16. A machine-readable storage medium, comprising executable instructions that, when executed by a processor, facilitate performance of operations, comprising:

accessing a machine-learning model trained on employee workflow and (scheduling data to determine or infer one or more employee risk factors (ERFs), wherein the machine-learning model can recognize patterns associated with the one or more ERFs that include one or more selected from the group consisting of: in which days of a week the employee is likely to work as scheduled, in which days of the week the employee is likely to take time off from work, and in which days of the week the employee is likely to take sick leave;

employing the machine-learning model to determine impact ERFs associated with respective employees have on workflow operations; and

scheduling employees based on the respective impact ERFs.

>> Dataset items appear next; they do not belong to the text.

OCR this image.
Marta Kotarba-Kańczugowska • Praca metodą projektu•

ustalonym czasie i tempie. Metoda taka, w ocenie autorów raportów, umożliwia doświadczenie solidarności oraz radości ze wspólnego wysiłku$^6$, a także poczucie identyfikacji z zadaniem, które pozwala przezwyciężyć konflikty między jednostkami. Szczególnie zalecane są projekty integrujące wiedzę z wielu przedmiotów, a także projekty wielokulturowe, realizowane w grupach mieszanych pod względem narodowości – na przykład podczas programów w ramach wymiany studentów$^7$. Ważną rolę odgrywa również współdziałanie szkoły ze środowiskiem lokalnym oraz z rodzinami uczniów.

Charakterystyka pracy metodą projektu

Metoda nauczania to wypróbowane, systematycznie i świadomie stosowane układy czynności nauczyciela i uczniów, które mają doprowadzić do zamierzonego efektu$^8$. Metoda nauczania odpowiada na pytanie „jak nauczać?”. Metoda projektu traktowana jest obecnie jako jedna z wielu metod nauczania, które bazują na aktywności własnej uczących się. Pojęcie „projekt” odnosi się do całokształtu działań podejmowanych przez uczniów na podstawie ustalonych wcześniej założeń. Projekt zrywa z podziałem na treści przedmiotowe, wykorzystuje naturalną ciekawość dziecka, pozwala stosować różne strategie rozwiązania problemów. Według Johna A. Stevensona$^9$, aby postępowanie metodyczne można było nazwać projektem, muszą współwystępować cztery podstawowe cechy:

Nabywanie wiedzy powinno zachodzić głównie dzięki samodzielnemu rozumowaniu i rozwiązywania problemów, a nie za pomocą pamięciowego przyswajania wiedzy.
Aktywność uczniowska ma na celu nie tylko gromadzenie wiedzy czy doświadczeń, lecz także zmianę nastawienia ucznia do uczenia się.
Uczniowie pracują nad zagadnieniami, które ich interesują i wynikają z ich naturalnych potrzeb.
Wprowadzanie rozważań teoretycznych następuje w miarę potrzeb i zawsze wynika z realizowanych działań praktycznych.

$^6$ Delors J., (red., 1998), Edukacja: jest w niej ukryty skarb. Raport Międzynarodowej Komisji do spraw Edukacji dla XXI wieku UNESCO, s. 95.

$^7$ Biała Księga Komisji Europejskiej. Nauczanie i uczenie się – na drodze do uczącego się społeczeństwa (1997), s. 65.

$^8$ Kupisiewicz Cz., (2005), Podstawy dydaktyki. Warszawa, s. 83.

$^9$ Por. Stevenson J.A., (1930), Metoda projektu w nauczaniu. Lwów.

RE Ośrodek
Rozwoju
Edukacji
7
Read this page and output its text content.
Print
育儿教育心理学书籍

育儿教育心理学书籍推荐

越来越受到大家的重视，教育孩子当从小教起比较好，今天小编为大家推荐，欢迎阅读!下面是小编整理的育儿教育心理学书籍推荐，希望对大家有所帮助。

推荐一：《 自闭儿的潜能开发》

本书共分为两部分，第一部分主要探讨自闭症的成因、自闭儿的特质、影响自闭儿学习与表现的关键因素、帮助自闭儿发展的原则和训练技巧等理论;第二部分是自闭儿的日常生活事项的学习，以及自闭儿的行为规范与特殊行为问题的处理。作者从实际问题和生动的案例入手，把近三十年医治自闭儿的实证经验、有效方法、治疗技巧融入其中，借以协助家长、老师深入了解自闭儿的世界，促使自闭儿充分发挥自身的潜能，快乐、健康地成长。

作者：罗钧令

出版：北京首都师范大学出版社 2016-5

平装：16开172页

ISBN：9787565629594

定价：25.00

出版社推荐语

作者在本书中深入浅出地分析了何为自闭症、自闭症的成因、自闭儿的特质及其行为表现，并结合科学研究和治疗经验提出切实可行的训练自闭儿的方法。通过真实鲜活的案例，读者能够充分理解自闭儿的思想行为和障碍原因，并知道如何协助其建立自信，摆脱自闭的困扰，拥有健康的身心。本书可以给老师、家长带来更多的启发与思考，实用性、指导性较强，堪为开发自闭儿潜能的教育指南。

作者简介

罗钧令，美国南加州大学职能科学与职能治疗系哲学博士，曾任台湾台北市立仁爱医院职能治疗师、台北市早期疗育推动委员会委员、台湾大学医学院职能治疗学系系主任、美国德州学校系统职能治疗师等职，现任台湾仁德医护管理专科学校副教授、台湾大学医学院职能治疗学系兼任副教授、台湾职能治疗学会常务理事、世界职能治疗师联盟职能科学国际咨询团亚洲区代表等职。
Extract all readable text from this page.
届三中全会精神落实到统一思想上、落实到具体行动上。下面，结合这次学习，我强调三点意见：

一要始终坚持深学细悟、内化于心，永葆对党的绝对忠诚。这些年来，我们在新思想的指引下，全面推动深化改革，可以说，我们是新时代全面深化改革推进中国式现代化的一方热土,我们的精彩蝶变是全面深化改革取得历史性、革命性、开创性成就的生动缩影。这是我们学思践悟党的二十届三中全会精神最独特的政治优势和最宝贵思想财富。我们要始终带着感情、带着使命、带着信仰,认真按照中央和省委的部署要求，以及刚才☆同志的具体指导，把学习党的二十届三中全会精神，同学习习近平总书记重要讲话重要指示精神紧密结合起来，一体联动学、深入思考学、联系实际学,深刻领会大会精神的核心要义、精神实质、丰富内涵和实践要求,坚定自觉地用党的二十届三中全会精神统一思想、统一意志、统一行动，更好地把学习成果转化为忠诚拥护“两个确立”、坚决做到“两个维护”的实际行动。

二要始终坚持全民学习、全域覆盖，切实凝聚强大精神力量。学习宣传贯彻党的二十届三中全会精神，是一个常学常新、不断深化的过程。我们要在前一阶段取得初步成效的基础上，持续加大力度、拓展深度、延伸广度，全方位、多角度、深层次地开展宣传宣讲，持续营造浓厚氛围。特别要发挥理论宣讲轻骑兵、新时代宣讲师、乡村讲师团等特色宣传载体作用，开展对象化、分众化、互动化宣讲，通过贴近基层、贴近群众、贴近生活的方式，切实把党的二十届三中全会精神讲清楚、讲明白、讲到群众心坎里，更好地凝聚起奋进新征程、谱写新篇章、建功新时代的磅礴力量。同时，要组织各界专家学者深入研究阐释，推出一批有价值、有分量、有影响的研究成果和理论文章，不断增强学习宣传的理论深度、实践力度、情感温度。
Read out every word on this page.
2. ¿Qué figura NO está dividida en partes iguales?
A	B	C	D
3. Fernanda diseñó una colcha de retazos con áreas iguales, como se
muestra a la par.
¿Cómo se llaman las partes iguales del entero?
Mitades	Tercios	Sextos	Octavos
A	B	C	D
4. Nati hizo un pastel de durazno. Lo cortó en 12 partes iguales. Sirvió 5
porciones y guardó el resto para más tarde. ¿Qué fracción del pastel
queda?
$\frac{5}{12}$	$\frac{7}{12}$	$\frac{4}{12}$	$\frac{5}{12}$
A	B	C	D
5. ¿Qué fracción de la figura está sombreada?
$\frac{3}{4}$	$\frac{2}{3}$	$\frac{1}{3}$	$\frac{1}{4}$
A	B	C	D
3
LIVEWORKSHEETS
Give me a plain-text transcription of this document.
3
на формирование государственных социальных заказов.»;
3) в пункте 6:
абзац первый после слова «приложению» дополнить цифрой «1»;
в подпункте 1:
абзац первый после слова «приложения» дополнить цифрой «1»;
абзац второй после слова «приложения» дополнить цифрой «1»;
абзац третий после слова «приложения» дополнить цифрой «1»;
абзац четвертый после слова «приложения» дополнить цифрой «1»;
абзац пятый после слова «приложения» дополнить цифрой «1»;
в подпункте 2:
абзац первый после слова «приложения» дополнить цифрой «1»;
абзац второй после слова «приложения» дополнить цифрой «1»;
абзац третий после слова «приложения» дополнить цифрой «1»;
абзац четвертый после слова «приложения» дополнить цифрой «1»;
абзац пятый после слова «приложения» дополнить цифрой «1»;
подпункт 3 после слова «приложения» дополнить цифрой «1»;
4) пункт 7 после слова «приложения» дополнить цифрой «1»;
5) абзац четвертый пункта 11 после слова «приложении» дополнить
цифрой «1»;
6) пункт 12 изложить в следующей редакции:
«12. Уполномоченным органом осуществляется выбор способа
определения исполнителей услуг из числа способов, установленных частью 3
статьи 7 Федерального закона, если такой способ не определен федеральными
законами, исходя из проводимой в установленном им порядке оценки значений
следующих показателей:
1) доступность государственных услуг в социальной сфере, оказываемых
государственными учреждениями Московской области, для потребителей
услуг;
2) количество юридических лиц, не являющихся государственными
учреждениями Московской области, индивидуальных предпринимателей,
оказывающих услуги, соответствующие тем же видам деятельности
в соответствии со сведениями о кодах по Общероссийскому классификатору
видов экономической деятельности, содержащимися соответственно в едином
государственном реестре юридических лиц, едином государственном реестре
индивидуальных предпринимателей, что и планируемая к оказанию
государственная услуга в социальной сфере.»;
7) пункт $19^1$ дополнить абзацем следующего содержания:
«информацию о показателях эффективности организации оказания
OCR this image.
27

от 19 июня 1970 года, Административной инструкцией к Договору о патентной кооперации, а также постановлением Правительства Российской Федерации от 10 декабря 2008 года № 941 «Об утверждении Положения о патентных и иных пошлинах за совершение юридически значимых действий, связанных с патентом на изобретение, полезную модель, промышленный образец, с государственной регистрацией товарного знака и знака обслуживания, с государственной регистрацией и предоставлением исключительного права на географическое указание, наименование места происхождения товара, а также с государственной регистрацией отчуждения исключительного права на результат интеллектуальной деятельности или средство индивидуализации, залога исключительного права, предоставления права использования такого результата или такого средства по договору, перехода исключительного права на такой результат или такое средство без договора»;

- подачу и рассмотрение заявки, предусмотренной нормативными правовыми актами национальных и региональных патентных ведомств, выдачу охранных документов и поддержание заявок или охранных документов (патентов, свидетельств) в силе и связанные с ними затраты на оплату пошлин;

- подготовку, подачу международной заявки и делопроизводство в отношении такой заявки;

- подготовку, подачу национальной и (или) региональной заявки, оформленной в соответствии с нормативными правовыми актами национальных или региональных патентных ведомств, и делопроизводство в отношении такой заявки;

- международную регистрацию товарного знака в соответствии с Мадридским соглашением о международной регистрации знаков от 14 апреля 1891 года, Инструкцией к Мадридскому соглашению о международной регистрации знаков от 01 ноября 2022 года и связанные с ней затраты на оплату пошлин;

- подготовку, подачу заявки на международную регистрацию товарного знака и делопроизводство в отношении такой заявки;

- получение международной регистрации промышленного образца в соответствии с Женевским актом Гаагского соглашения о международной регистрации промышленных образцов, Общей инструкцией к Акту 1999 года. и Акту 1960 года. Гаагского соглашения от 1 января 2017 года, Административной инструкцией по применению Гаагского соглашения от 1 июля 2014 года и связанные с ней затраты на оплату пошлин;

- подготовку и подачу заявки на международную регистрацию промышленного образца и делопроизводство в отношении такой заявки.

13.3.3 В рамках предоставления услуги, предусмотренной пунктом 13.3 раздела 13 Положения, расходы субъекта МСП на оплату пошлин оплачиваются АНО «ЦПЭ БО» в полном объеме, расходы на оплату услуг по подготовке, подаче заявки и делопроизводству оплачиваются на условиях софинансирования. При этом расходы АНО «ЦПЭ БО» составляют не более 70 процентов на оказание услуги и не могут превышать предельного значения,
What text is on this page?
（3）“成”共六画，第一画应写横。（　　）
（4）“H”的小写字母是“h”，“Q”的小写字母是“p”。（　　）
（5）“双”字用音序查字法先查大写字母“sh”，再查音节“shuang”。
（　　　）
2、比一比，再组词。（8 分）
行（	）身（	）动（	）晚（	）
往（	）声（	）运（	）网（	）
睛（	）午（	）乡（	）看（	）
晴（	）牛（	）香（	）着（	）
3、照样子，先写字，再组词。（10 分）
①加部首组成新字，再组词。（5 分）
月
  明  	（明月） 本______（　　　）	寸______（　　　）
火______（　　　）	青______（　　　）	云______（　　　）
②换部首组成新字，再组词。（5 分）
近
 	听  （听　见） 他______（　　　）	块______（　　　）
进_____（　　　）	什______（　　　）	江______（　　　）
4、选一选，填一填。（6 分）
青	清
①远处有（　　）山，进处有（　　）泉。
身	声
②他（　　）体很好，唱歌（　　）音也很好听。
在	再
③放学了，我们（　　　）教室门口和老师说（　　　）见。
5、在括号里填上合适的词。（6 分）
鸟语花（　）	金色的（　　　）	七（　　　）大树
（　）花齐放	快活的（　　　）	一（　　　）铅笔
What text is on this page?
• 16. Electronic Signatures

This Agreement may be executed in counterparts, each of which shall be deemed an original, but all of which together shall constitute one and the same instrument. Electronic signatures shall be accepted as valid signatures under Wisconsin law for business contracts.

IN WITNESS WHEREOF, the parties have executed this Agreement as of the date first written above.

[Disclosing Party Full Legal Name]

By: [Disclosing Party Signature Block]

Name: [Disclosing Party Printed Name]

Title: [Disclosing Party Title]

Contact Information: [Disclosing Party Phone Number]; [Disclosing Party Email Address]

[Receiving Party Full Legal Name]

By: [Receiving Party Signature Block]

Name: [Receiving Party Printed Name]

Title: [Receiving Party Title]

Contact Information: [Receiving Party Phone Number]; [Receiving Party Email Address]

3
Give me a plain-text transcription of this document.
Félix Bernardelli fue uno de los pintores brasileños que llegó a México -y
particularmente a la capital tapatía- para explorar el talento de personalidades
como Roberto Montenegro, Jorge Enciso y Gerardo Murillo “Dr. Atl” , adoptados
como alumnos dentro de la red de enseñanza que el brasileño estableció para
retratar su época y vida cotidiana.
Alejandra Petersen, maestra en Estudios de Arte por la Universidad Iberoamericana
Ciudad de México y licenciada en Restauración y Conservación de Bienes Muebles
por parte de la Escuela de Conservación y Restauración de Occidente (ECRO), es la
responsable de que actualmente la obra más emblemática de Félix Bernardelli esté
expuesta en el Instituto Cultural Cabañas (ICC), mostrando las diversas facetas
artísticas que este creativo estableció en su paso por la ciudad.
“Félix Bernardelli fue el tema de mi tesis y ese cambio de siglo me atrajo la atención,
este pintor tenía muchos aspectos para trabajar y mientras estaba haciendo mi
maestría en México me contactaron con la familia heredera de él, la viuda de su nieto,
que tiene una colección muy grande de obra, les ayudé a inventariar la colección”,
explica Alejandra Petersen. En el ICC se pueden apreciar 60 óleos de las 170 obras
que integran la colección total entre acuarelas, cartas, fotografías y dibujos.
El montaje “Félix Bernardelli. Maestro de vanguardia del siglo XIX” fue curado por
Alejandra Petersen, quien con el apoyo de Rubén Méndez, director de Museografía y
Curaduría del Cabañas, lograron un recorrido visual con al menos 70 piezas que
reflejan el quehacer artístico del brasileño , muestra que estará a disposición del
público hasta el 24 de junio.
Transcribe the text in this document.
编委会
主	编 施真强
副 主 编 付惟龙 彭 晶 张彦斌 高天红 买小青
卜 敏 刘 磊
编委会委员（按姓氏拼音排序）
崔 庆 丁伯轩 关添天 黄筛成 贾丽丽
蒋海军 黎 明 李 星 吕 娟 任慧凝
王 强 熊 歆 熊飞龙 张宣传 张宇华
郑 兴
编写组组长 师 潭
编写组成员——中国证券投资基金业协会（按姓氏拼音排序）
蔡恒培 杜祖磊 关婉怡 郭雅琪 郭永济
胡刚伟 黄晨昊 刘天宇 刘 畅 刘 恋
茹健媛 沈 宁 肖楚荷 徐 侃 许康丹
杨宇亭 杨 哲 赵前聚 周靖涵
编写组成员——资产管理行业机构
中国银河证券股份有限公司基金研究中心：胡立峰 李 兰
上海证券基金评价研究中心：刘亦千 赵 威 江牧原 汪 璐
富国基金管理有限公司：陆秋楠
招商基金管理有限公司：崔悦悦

17. The machine-readable storage medium of claim 16, further comprising:

identifying a noticeable discrepancy between scheduled hours and actual worked hours.

18. The machine-readable storage medium of claim 16, further comprising:

identifying a specific employee with a lowest value for a second time slot ERF for a second schedule time slot; and

lowering a weight value the second time slot ERF that is associated with the specific employee.

19. The machine-readable storage medium of claim 16, further comprising:

scheduling a specific employee based in part on an overtime ERF associated with previous overtime patterns associated with the specific employee.

20. The machine-readable storage medium of claim 16, further comprising:

specific tracking in real-time schedule data and actual work data associated with a specific employee, and schedules specific employee based in part on the schedule data and actual work data associated with the specific employee.